Gradient Descent vs Closed-Form OLS

  • Debate over whether OLS is a good example for introducing gradient descent given its closed form.
  • Defenders say GD/SGD becomes preferable at large scale, in streaming/distributed settings, or with very high-dimensional data; critics suggest other numerical methods or randomized linear algebra often have nicer convergence.
  • SGD’s “implicit regularization” is mentioned as a reason many practitioners favor stochastic methods, even for convex problems.

Statistics vs ML Culture and Practice

  • Several contrasts: statistics as modeling and inference under uncertainty vs ML as black-box prediction; concern that ML intros often “butcher” OLS by ignoring assumptions, residuals, interpretation.
  • Multicollinearity matters a lot in explanatory/statistical contexts but is often ignored when the goal is pure prediction.
  • One maxim: applied statistics is about making decisions under uncertainty, not manufacturing certainty from data.

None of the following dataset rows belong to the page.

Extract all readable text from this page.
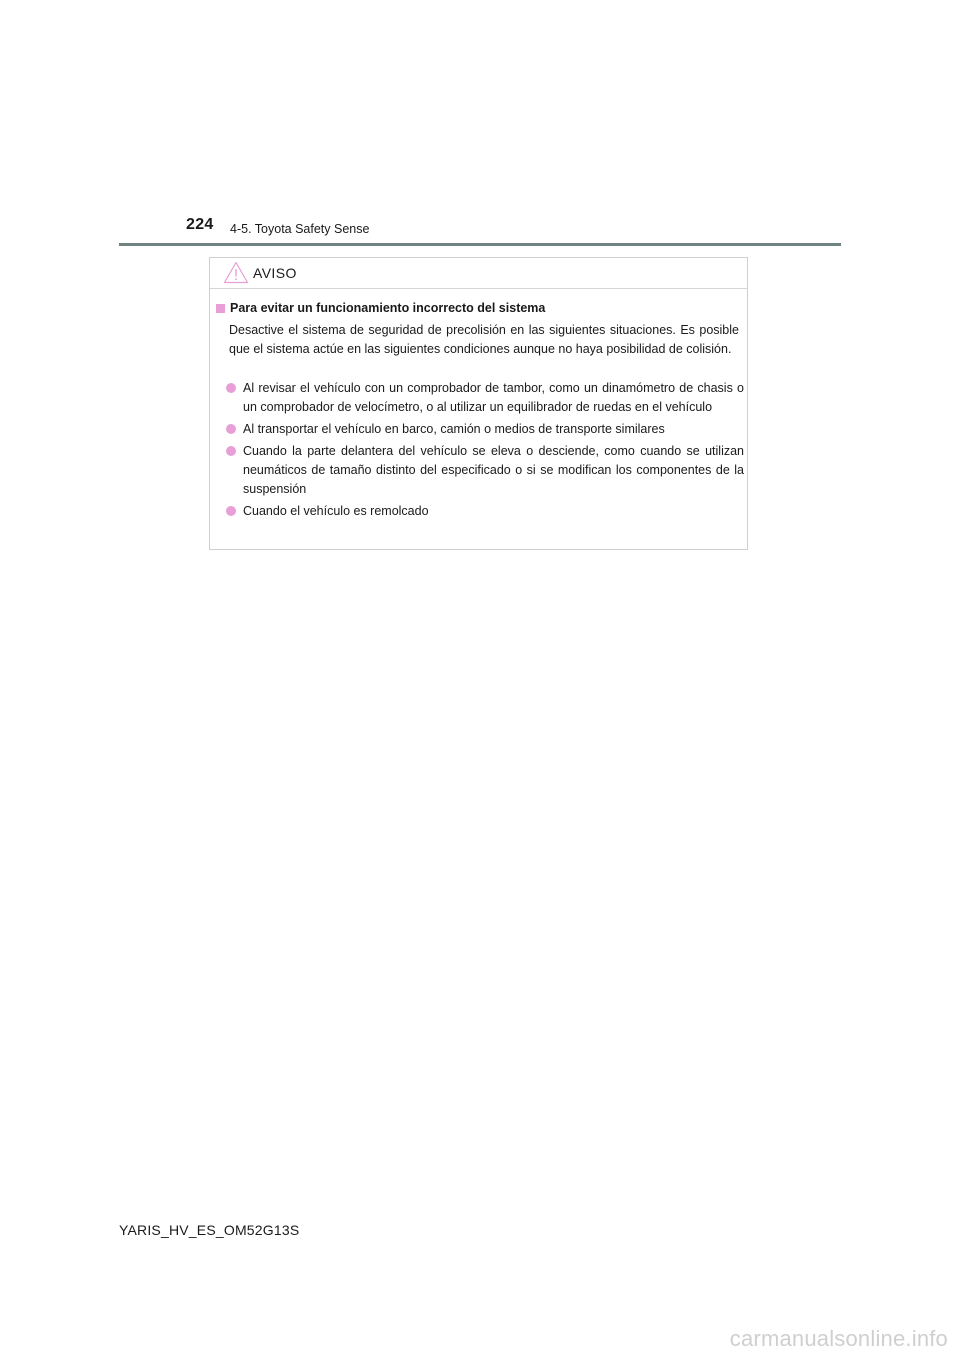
224 4-5. Toyota Safety Sense
AVISO
Para evitar un funcionamiento incorrecto del sistema

Desactive el sistema de seguridad de precolisión en las siguientes situaciones. Es posible que el sistema actúe en las siguientes condiciones aunque no haya posibilidad de colisión.

Al revisar el vehículo con un comprobador de tambor, como un dinamómetro de chasis o un comprobador de velocímetro, o al utilizar un equilibrador de ruedas en el vehículo
Al transportar el vehículo en barco, camión o medios de transporte similares
Cuando la parte delantera del vehículo se eleva o desciende, como cuando se utilizan neumáticos de tamaño distinto del especificado o si se modifican los componentes de la suspensión
Cuando el vehículo es remolcado
YARIS_HV_ES_OM52G13S
carmanualsonline.info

Model Fit, Transformations, and Alternatives

  • The house-price example is criticized as heteroskedastic; suggestions include transforming the response (e.g., log-scale) or using weighted/iteratively reweighted least squares rather than assuming constant variance.
  • Discussion distinguishes response transforms from “kernel tricks” (implicit high-dimensional feature maps) and more general feature engineering.
  • Multiple linear regression, regularization (ridge, LASSO, elastic net), GLMs, and Deming regression are brought up as important but underemphasized extensions.

Interpretability, “Bitter Lesson,” and Intuition

  • The thread connects simple linear methods to modern deep learning: both are “piles of linear algebra plus ReLUs,” and scaling plus data can trump hand-crafted structure.
  • Some find this “bitter,” worrying about powerful but causally opaque systems (e.g., self-driving cars) whose correct and incorrect behavior may both be inexplicable. Others prioritize probabilistic behavior bounds and safety over human-understandable “why.”
  • Intuitive teaching tools are highlighted: interactive visualizations, explorable explanations, spring-based physical analogies, and careful focus on data-generating assumptions rather than just optimization.